Credit rating agency Fitch downgraded the credit rating of 28 Russian natural resources groups on Saturday, saying “there is a possibility of some sort of default.”
Also read: What is the default for Russia?
Fitch reduced gas giant Gazprom, oil company Lukoil, miners Rusal, Polyus, Evraz and 23 other resource companies from B to ‘CC high’, meaning ‘chance’ that these companies would not respect their financial commitments.
Gazprom and Lukoil’s ratings were also downgraded to another high risk level this week, which was not reimbursed by another rating agency, Moody’s.
For the rating agency, the power given by the Russian government to repay the contracted debts in rubles to countries appearing on the list of “enemy” countries compromises the ability of these companies to make timely payments to creditors.
The list includes the European Union, Australia, the United Kingdom, Canada, Monaco, South Korea, the United States, Switzerland and Japan.
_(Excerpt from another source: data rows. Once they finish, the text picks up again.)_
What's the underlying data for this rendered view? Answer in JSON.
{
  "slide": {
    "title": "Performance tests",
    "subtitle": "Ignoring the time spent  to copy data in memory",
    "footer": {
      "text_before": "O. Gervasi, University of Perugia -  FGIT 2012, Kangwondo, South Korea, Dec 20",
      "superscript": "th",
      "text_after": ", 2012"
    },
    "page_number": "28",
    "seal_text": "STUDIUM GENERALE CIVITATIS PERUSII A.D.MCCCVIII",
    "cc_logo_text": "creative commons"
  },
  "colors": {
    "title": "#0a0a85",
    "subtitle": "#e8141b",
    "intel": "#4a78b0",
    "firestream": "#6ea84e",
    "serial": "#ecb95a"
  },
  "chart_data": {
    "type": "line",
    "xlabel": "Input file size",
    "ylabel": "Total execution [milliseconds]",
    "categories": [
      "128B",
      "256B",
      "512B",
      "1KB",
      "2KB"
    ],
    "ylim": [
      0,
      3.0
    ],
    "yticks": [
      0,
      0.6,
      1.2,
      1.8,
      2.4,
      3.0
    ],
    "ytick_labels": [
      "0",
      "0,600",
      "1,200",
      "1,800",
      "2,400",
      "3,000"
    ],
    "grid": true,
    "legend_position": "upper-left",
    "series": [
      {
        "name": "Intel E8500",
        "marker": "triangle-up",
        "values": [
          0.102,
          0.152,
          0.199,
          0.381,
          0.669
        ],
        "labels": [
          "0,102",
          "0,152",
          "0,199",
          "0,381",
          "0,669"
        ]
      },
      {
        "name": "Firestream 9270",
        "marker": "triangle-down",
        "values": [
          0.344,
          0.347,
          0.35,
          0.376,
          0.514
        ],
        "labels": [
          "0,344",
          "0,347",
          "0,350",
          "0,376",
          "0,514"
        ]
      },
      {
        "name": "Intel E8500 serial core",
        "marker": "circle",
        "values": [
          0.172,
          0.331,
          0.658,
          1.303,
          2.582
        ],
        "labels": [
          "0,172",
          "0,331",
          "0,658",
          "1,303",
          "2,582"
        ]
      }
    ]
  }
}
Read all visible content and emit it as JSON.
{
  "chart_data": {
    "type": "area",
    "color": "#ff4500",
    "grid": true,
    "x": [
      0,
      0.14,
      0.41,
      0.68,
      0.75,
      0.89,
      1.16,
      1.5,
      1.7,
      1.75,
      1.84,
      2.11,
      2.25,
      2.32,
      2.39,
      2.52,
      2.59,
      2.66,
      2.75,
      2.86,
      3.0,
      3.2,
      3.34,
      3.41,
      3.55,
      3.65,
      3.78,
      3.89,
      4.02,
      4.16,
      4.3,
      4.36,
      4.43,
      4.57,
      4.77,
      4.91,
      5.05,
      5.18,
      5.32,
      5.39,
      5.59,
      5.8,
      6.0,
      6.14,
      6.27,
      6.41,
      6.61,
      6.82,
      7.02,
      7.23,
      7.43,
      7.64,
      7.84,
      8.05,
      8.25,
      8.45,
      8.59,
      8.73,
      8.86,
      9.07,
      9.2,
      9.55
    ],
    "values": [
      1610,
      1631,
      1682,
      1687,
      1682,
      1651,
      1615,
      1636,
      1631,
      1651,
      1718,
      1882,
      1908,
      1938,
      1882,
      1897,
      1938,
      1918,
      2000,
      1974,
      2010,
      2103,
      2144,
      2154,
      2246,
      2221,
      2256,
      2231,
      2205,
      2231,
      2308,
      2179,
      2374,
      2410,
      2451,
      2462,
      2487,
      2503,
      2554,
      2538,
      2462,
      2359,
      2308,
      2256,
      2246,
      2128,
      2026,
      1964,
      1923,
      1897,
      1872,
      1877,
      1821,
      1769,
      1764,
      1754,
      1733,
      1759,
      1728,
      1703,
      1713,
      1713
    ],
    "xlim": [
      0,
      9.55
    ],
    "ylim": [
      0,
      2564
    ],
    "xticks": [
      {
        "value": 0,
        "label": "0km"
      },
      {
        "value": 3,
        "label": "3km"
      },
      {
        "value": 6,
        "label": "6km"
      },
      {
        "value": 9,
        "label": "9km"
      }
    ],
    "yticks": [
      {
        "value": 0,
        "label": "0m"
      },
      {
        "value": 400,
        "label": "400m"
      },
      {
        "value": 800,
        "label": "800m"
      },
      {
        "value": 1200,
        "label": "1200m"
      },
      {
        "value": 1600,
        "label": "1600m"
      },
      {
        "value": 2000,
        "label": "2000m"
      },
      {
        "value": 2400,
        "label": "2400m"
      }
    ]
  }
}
The move is part of a series of measures taken by the Russian government and the country’s central bank to limit the fall of the national currency ruble, which has lost half its value since January 1 due to sanctions imposed on Moscow. West after the Russian invasion of Ukraine.
“Tightening sanctions, including restrictions on trade and energy imports, will increase the likelihood of a political backlash from Russia and further weaken its economy, destroying the operating environment of its companies,” Fitch added.
The United States announced on Tuesday that it was imposing sanctions on Russia’s oil and gas imports, similar to the United Kingdom for oil.
In early March, three major rating agencies placed Russia’s long-term credit rating in the category of countries whose repayments could not be repaid due to sanctions. Fitch downgraded its rating further, indicating that the sovereign default risk was “imminent” in its view.
The lower the credit rating, the less trust lenders have in the country and the lower the interest rate at which money can be borrowed.